Re: fio-based responsiveness test for MMTests

Paolo Valente <paolo.valente@xxxxxxxxxx> · Mon, 9 Oct 2017 11:39:13 +0200

> Il giorno 09 ott 2017, alle ore 10:45, Mel Gorman <mgorman@xxxxxxxxxxxxxxxxxxx> ha scritto:
> 
> On Fri, Oct 06, 2017 at 06:42:24PM +0200, Paolo Valente wrote:
>> Hi Mel,
>> I have been thinking of our (sub)discussion, in [1], on possible tests
>> to measure responsiveness.
>> 
>> First let me sum up that discuss in terms of the two main facts that
>> we highlighted.
>> 
>> On one side,
>> - it is actually possible to measure the start-up time of some popular
>> applications automatically and precisely (my claim),
> 
> Agreed, albeit my understanding that this is mainly due to using manual
> testing, looking at the screen and a stopwatch.
> 
>> - but to accomplish such a task one needs a desktop environment, which
>> is not available and/or not so easy to handle on a battery of
>> server-like test machines;
>> 
> 
> Also agreed and it's not something that scales. It's highly subjective
> although I'm aware of anecdotal evidence that the desktop experience is
> indeed better than CFQ.
> 
>> On the other side,
>> - you did perform some tests to estimate responsiveness,
> 
> Not exactly. For the most part I was concerned with server-class workloads
> in general and not responsiveness in particular or application startup
> times. If nothing else, there is often a tradeoff between response times
> for a particular IO request and overall throughpug and it's a balance. The
> mail you initially linked quoted results from a database simulator and
> the initialisation step for it. The initialisation step is a very basic
> IO pattern and so regressions there are a concern under the heading of
> "if the basics are broken then the complex case probably is too".
> 

ok, see my reply to your next point

> Very broadly speaking, I'd be more than happy if the performance of such
> workloads was within a reasonable percentage of CFQ and classify the rest
> as a tradeoff, particularly if disabling low_latency is enough to get
> performance within the noise.
> 
>> - but the workloads for which you measured latency, namely the I/O
>> generated by a set of independent random readers, is rather too simple
>> to be able to model the much more complex workloads generated by any
>> non-trivial application while starting.  The latter, in fact, spawns
>> or wakes up a set of processes that synchronize among each other, and
>> that do I/O that varies over time, ranging from sequential to random
>> with large block sizes.  In addition, not only the number of processes
>> doing I/O, but also the total amount of I/O varies greatly with the
>> type of the application.
> 
> Also agreed. However, in general I only rely on those fio configurations to
> detect major problems in the IO scheduler. There are too many boot-to-boot
> variances in the throughput and iops figures to make accurate conclusions
> on the headline figures. For the most part, if I'm looking at those
> configurations then I'm looking at the iostats to see if there are anomalies
> in await times, queue sizes, merges, major starvations etc.
> 

Ok, probably this is the piece of information that I stretched too much,
looking at it through my "responsiveness glasses".
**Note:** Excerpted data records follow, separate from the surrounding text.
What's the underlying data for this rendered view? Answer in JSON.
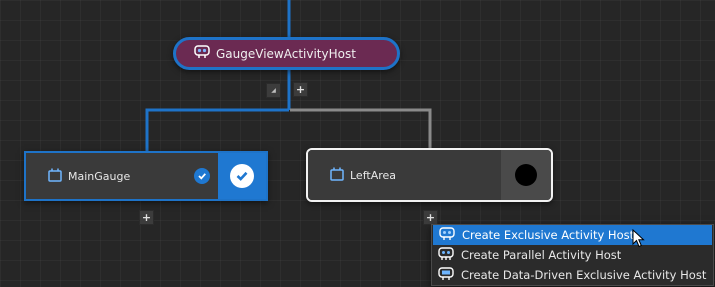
{
  "canvas": {
    "colors": {
      "background": "#262626",
      "connector_blue": "#1e73c8",
      "connector_gray": "#8a8a8a",
      "accent": "#1f78d1",
      "root_fill": "#6b2a52"
    }
  },
  "root_node": {
    "label": "GaugeViewActivityHost",
    "icon": "activity-host-icon"
  },
  "collapse_button": {
    "glyph": "◢"
  },
  "add_child_button": {
    "glyph": "+"
  },
  "children": [
    {
      "label": "MainGauge",
      "icon": "screen-icon",
      "state": "selected",
      "add_glyph": "+"
    },
    {
      "label": "LeftArea",
      "icon": "screen-icon",
      "state": "outlined",
      "add_glyph": "+"
    }
  ],
  "context_menu": {
    "items": [
      {
        "label": "Create Exclusive Activity Host",
        "icon": "exclusive-host-icon",
        "highlighted": true
      },
      {
        "label": "Create Parallel Activity Host",
        "icon": "parallel-host-icon",
        "highlighted": false
      },
      {
        "label": "Create Data-Driven Exclusive Activity Host",
        "icon": "data-driven-host-icon",
        "highlighted": false
      }
    ]
  }
}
>> In view of these contrasting facts, here is my proposal to have a
>> feasible yet accurate responsiveness test in your MMTests suite: add a
>> synthetic test like yours, i.e., in which the workload is generated
>> using fio, but in which appropriate workloads are generated to mimic
>> real application-start-up workloads.  In more detail, in which
>> appropriate classes of workloads are generated, with each class
>> modeling, in any of the above respect (locality of I/O, number of
>> processes, total amount of I/O, ...), a popular type of application.
>> I think/hope should be able to build these workloads accurately, after
>> years of analysis of traces of the I/O generated by applications while
>> starting.  Or, in any case, we can then discuss the workloads I would
>> propose.
>> 
>> What do you think?
>> 
> 
> If it can be done then sure.

Great!

> However, I'm not aware of a reliable
> synthetic representation of such workloads. I also am not aware of a
> synthetic methodology that can simulate both the IO pattern itself, the
> think time of the application and crucially link the "think time" to when
> IO is initiated but it's also been a long time since I looked.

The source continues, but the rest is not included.